Note that the Supreme Court at the time met in the Capitol (in the Old Senate Chambers). The expanded library was a huge improvement over the old quarters (immediately west of the Supreme Court, in the Capitol itself), where 800,000 books were housed in a space designed for 200,000, and in which haphazard stacking and poor cataloguing greatly hindered access.

The expanded library was the life work of the previous Librarian, Ainsworth Rand Spofford, whose vision largely shapes the Library as it exists today.


Something similar was still used in 1980ties. It kept employment history to calculate social benefits and pensions. Communist government had no access to modern electronics and computers. We still used punch cards in 1987.

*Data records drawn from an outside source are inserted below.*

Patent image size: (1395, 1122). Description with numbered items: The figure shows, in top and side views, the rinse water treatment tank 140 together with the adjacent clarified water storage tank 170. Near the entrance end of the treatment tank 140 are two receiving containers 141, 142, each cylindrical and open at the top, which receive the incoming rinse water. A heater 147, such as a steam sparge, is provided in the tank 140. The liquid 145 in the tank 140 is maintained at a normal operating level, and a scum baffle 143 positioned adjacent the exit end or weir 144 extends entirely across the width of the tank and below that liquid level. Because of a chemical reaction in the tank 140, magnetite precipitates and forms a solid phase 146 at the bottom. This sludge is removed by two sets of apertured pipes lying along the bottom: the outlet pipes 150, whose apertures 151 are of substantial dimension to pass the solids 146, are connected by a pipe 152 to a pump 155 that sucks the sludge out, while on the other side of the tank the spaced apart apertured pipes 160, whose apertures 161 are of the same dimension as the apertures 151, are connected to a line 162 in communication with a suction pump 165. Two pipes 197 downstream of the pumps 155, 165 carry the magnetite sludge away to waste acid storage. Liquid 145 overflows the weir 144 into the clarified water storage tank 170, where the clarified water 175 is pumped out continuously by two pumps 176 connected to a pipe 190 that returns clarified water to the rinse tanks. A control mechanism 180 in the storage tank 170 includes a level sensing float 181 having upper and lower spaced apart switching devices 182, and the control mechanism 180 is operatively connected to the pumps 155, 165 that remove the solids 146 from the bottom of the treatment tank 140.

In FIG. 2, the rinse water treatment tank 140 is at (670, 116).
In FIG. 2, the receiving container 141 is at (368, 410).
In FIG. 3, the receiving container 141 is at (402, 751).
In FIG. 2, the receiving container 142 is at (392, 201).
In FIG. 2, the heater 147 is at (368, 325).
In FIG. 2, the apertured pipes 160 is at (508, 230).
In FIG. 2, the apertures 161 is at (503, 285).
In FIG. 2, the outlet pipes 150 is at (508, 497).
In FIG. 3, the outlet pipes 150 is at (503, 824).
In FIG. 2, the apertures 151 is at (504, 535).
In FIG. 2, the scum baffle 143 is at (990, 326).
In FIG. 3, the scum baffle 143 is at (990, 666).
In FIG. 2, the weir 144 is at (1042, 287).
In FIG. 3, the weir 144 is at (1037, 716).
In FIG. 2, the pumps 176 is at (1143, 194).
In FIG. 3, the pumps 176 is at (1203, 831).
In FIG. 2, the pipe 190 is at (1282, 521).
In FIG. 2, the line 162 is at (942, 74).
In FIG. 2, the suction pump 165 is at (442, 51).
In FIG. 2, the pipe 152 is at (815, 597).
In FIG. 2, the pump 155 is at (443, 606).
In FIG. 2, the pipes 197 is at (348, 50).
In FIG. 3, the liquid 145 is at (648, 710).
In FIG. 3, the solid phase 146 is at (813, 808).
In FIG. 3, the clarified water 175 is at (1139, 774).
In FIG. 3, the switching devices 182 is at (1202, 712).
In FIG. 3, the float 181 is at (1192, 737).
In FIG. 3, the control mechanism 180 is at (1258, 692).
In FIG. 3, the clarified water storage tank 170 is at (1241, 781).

Communist governments had their own mainframes (for example weird 24 bit Odra systems in Poland). They weren't as modern as in the west but certainly didn't used punch cards in late 80s. Of course "normal" people had no access to them.


To author: Use metric system already, this imperialistic ** is bonkers.


Anyone know what sort of data was stored in those file cabinets?


Effectively, social security and state pension records and accounts.

"The Czech Social Security Administration registers records on the periods of citizens' pension insurance, most often they are pension insurance records from employers. As soon as the CSSA receives such a document, it registers it and, under the citizen's birth number, registers all other documents about the periods of his insurance, which are sent to it continuously, ”adds Renáta Provazníková.

From the Czech: https://www.novinky.cz/domaci/clanek/devet-tisic-supliku-obs...


Looks like something out of a Marvel movie.


Absolutely awesome.


FYI it's still operational, although not used for day to day ops.

From what I heard, back during the communist times, power sometimes failed and people were left stuck at their tables. So they had to keep a ladder close by.


Both statements are true by accounts I've read.

Ladders were added to the desks during a later renovation, I believe in 1970s:

Although the number of employees decreased rapidly, mainly due to digitization, the file remained in its original form. It underwent innovations only in the 1970s, when ladders were installed at the stackers for safety reasons.

Zuzana Greplová, head of the administration and registration of claims documents, who has been working here for more than 40 years, remembers the times without a ladder with a smile. "When the power went out, we had to pull out the outlets and gradually descend them, either in the dark or with a flashlight."

From the Czech: https://www.novinky.cz/domaci/clanek/devet-tisic-supliku-obs...

They're visible in the bottom two photos in this collection:

https://fotoscuriosas.org/the-offices-of-the-central-social-...

(There are also other older interior views.)


Interesting that there wasn't any failsafe mechanism to lower you down gently if power went out.


The failsafe was probably rather to prevent you from getting rapidly lowered if the power went out, as it is with most elevators.